# Tax efficient way to take remuneration from limited company?



## sceach (5 May 2010)

Hi 
I am a fulltime PAYE worker. I recently formed a limited company as a side business and am wondering what the most tax efficient way of taking payment/benefit from the company is?
Thanks.


----------



## sceach (5 May 2010)

Just to add:
I put €10,000 into the company as working capital.
Can I (hopefully) take this back from the company tax free at the end of the year?


----------



## d2x2 (6 May 2010)

You will pay PAYE on the income you get out of your company.

For your working capital, check with your accountant but this is likely treated as debt and therefore just a reimbursement that would not attract tax.


----------



## Graham_07 (6 May 2010)

The PAYE income will usually mean your tax credits and possibly all your standard rate cut-off point are used up there so any income from the company will be taxed in full and at your marginal rate. 

The capital you put in can be treated as a directors loan and repaid to you as funds allow with no implications. 

You may find pension payments useful in reducing tax on your pay form the company.


----------



## NHG (6 May 2010)

Do you have any travel expenses  that you can claim?


----------



## sceach (6 May 2010)

Thanks guys. My tax credits are all used up by my PAYE job.
These are some ideas I have:


Buy equipment out of my own money and lease it to the company e.g. van, computer, printer etc.
Claim expeses e.g. diesel, phone, lunches etc.)
Occasionally one of the employees may need to stay overnight in Dublin, can I rent a room in my house to the company?


----------



## Graham_07 (6 May 2010)

sceach said:


> Thanks guys. My tax credits are all used up by my PAYE job.
> These are some ideas I have:
> 
> 
> ...




If you buy assets and rent/lease them to the company then the company gets a deduction at 12.5% on the expense. However remember you are then receiving the rental/leasing income personally which is chargeable at your marginal rate of tax+PRSI+Levies which is going to be more than that.

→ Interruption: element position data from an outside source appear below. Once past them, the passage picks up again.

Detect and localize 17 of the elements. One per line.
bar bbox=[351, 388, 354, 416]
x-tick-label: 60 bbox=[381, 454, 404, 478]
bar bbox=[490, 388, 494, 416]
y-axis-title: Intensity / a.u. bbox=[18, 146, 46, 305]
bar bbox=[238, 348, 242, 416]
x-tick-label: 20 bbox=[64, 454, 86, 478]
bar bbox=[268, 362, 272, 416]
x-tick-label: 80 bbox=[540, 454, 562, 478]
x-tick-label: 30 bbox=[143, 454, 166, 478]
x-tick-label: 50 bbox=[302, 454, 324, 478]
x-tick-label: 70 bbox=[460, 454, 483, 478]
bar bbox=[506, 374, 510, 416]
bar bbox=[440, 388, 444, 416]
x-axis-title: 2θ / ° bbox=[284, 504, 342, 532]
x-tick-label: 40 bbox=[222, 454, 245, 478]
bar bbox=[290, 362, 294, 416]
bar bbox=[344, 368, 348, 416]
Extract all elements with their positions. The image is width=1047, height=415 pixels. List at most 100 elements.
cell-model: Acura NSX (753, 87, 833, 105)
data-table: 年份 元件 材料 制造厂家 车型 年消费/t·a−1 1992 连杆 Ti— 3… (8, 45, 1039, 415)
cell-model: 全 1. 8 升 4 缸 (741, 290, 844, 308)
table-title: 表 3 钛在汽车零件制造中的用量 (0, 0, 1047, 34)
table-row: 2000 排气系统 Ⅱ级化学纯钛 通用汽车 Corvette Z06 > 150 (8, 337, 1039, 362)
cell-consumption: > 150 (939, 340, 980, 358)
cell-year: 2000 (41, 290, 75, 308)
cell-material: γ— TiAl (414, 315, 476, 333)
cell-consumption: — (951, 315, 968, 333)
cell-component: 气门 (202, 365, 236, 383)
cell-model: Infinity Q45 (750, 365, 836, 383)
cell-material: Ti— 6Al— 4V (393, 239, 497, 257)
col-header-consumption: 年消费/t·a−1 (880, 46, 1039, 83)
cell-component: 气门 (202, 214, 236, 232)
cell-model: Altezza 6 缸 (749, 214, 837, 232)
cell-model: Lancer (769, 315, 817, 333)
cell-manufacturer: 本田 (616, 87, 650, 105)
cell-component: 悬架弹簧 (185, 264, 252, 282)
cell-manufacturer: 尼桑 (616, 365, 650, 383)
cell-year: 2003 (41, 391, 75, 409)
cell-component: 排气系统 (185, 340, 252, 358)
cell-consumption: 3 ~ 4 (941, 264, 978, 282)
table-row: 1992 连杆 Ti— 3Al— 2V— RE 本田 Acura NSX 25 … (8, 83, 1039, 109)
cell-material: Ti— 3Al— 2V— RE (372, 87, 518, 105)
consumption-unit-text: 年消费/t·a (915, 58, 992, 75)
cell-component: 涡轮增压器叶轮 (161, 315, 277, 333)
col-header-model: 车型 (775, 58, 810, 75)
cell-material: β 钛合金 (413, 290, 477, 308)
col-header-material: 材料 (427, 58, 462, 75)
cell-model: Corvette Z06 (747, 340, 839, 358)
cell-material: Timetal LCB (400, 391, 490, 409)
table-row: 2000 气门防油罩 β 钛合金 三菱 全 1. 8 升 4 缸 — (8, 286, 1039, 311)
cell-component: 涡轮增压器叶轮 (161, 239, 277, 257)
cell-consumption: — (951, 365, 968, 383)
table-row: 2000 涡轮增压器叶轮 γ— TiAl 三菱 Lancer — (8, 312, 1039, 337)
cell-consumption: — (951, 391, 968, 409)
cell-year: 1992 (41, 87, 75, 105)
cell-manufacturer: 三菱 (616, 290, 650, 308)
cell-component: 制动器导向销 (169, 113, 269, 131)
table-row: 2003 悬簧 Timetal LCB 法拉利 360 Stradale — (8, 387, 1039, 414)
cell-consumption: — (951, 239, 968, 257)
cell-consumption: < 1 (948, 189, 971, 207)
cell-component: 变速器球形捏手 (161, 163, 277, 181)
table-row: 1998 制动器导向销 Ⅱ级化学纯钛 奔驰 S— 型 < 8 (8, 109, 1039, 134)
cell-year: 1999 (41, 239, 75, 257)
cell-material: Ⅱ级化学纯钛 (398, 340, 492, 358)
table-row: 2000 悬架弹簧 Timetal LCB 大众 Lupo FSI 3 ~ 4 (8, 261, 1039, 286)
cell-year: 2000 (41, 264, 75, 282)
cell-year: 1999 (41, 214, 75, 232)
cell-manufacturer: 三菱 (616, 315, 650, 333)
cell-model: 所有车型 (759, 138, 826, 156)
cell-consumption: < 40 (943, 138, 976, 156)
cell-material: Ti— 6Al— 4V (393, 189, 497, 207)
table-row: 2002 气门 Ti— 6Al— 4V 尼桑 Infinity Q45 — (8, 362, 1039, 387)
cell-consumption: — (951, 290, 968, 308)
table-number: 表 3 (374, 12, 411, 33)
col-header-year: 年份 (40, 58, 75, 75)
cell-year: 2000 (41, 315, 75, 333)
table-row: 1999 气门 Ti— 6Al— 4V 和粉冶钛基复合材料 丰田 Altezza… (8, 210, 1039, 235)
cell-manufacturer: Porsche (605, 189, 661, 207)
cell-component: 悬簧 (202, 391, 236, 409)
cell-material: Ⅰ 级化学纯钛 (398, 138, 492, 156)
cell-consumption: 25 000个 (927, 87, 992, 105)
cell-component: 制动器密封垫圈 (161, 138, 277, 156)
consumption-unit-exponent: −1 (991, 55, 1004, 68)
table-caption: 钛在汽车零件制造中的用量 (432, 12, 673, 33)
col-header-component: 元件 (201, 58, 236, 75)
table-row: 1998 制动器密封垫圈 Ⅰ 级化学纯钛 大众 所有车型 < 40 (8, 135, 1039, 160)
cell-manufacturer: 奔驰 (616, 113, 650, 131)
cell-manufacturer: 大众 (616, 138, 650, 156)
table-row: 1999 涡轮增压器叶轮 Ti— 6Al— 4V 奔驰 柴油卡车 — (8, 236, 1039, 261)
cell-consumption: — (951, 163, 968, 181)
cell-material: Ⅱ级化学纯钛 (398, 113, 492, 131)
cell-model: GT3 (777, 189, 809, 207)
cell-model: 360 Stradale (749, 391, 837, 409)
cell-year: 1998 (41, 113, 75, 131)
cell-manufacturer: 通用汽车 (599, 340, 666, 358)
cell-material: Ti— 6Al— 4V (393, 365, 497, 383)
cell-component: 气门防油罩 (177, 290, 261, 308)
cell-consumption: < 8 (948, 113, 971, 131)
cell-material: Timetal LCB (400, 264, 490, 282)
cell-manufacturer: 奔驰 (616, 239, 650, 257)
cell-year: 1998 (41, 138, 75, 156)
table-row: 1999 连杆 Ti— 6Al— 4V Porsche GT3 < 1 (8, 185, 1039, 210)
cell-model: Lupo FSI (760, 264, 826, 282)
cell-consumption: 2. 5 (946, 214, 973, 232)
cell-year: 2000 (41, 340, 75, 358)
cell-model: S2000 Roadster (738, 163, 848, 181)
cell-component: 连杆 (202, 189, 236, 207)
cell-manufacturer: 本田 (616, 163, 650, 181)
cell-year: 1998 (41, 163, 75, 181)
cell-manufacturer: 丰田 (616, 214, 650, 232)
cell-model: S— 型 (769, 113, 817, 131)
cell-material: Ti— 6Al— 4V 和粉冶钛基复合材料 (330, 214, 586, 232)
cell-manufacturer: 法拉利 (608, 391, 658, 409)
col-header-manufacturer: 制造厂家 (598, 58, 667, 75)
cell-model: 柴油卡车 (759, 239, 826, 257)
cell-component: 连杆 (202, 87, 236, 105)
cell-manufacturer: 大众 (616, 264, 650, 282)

The same would apply in case of renting a room to the company. ( which I do not think is relieved under rent-a-room relief as you are renting commercial space not residential) 

Also, unless you are personally registered for VAT then you lose the potential VAT claims on the items. If the company buys/leases them then as long as it is VAT registered then it will get the VAT claims. 


Employees are entitled to Revenue approved mileage and subsistence which are covered in guides IT51 and IT 54 on Revenue's site.


----------



## sceach (6 May 2010)

Thanks all.
Looks like the best option is to bite the bullet, take a wage and pay the relevant taxes.


----------



## simplyjoe (7 May 2010)

sceach said:


> Thanks all.
> Looks like the best option is to bite the bullet, take a wage and pay the relevant taxes.


 
Not at all. You have been given good advice here.
1) Mix salary with pension payments
2) Claim expenses using civil service rates. These are generous rates and if anything people underclaim these expenses as they do not keep proper records.
3) Claim a percentage of home phone. Also ESB, oil, etc.. Percentage = area of office over total area of house.
4) If your 10k investment was by way of loan you can withdraw this without any tax.
5) If your spouse (if applicable) works in the company pay him/her a salary increasing your standard rate band. Also pay him/her expenses for expenses incurred on behalf of the company.
6) Consider purchasing a commercial vehicle if you do enough milage. Weigh up all factors in this matter.

People pay too much tax. You need to ensure that your affairs are organised so that you pay only the tax that you are legally obliged to.


----------